- MS-DOS cover art
- Developer: Intelek
- Publisher: Domark
- Designers: Paul Collyer Oliver Collyer
- Composer: Barry Leitch
- Series: Championship Manager
- Platforms: MS-DOS, Amiga, Atari ST
- Release: 15 May 1992
- Genre: Sports
- Modes: Single player, multiplayer

= Championship Manager (video game) =

Championship Manager is the first game in the Championship Manager series as well as the Football Manager series of association football management simulation games. The game was released on the Amiga and Atari ST in September, 1992 and ported to MS-DOS soon after. The game was written by Paul and Oliver Collyer, the co-founders of Sports Interactive.

==Gameplay==
The game featured four playable English divisions (First through to Fourth; the newly formed FA Premier League did not appear until CM 93/94). In the game, each division contained only 20 teams, whereas in real life they contained 22 or 24 teams at that time.
Also included were all of the major domestic cups of the time (including the Anglo-Italian Cup) and the 3 major European trophies (including the now defunct Cup Winners' Cup).

Any teams outside of the four playable divisions and all foreign teams had no player names at all. Instead, players were simply called "No.3" or "No.10" depending on which position they played.

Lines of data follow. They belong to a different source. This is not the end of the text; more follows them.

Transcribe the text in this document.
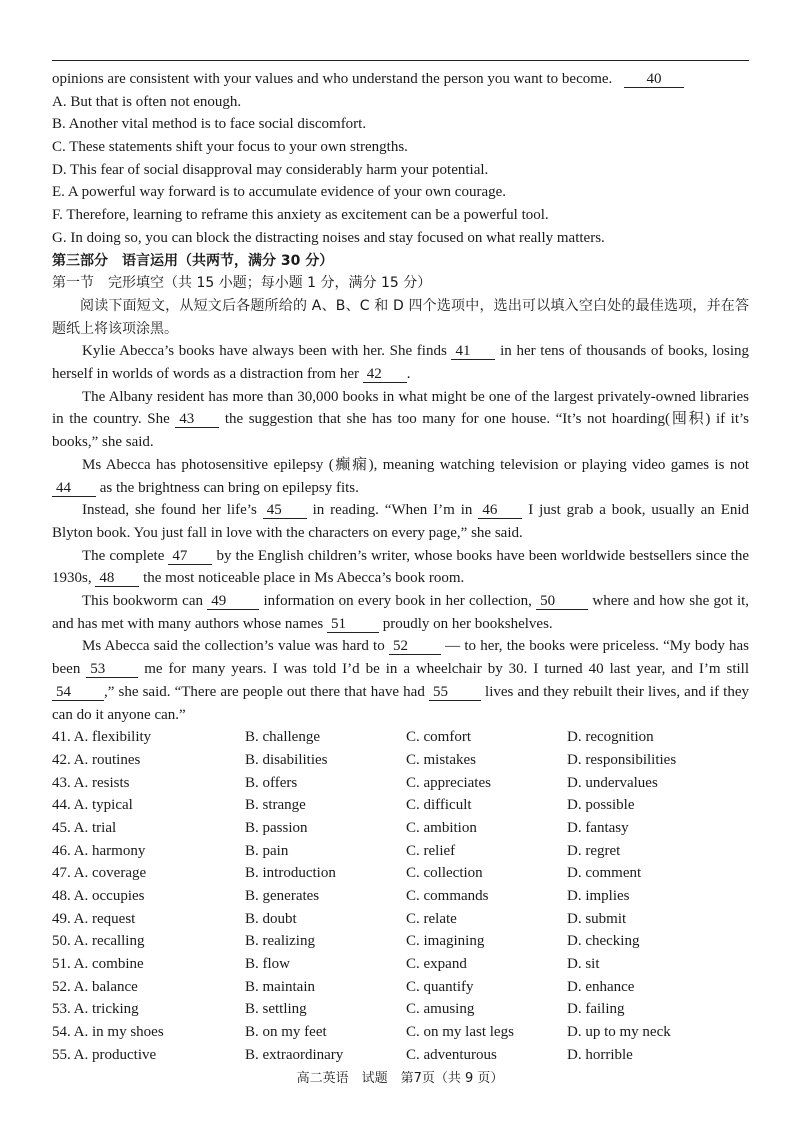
opinions are consistent with your values and who understand the person you want to become. 40
A. But that is often not enough.
B. Another vital method is to face social discomfort.
C. These statements shift your focus to your own strengths.
D. This fear of social disapproval may considerably harm your potential.
E. A powerful way forward is to accumulate evidence of your own courage.
F. Therefore, learning to reframe this anxiety as excitement can be a powerful tool.
G. In doing so, you can block the distracting noises and stay focused on what really matters.
第三部分　语言运用（共两节，满分 30 分）
第一节　完形填空（共 15 小题；每小题 1 分，满分 15 分）
阅读下面短文，从短文后各题所给的 A、B、C 和 D 四个选项中，选出可以填入空白处的最佳选项，并在答题纸上将该项涂黑。
Kylie Abecca’s books have always been with her. She finds 41 in her tens of thousands of books, losing herself in worlds of words as a distraction from her 42 .
The Albany resident has more than 30,000 books in what might be one of the largest privately-owned libraries in the country. She 43 the suggestion that she has too many for one house. “It’s not hoarding(囤积) if it’s books,” she said.
Ms Abecca has photosensitive epilepsy (癫痫), meaning watching television or playing video games is not 44 as the brightness can bring on epilepsy fits.
Instead, she found her life’s 45 in reading. “When I’m in 46 I just grab a book, usually an Enid Blyton book. You just fall in love with the characters on every page,” she said.
The complete 47 by the English children’s writer, whose books have been worldwide bestsellers since the 1930s, 48 the most noticeable place in Ms Abecca’s book room.
This bookworm can 49 information on every book in her collection, 50 where and how she got it, and has met with many authors whose names 51 proudly on her bookshelves.
Ms Abecca said the collection’s value was hard to 52 — to her, the books were priceless. “My body has been 53	me for many years. I was told I’d be in a wheelchair by 30. I turned 40 last year, and I’m still 54 ,” she said. “There are people out there that have had 55 lives and they rebuilt their lives, and if they can do it anyone can.”
41. A. flexibility	B. challenge	C. comfort	D. recognition
42. A. routines	B. disabilities	C. mistakes	D. responsibilities
43. A. resists	B. offers	C. appreciates	D. undervalues
44. A. typical	B. strange	C. difficult	D. possible
45. A. trial	B. passion	C. ambition	D. fantasy
46. A. harmony	B. pain	C. relief	D. regret
47. A. coverage	B. introduction	C. collection	D. comment
48. A. occupies	B. generates	C. commands	D. implies
49. A. request	B. doubt	C. relate	D. submit
50. A. recalling	B. realizing	C. imagining	D. checking
51. A. combine	B. flow	C. expand	D. sit
52. A. balance	B. maintain	C. quantify	D. enhance
53. A. tricking	B. settling	C. amusing	D. failing
54. A. in my shoes	B. on my feet	C. on my last legs	D. up to my neck
55. A. productive	B. extraordinary	C. adventurous	D. horrible
高二英语　试题　第7页（共 9 页）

One of the most innovative things about the game was the introduction of "average ratings" for players - after each match the performance of every player was graded from 0-10 and as the season went on the player's average rating would allow the manager to easily see how each player was performing.

==Other versions==
In 1993, Intelek and Ubisoft used the Collyers' game code to produce a version for the French market, known as Guy Roux Manager (named after the legendary AJ Auxerre manager). It was fully localised for France and included the French first and second divisions as playable leagues, and all text and commentary in French. The Guy Roux Manager franchise got a few sequels, usually localised with different managers for different regions. The last of these was Guy Roux Manager 2002 for PlayStation 2 and Gameboy Advance.

Also in 1993, the first Norwegian version was released; a year later, an Italian version. While the Norwegian version was very much similar to the English one, in the Italian version it was possible to substitute up to 4 players in any game and the transfer deadline occurred much earlier in the season. Both the Norwegian and Italian versions featured real named players though, adding to the popularity of the game.

==Development==
Paul, the older of the Collyer brothers, created a precursor to the game on a BBC Micro computer from their childhood home in rural Shropshire in 1983. "We didn't even have Teletext back then as we had such a terrible TV signal..."I would listen to the radio to get the results, then type them in to the computer and it would update the league tables on the screen. That was my first venture into football programming".

Electronic Arts reportedly turned down the chance to publish Championship Manager in 1992, as it did not feature enough "live action", with match commentary provided via a text interface.

== Reception ==
The release of this first version of the game was not an outstanding success with sales at a reported 20,000.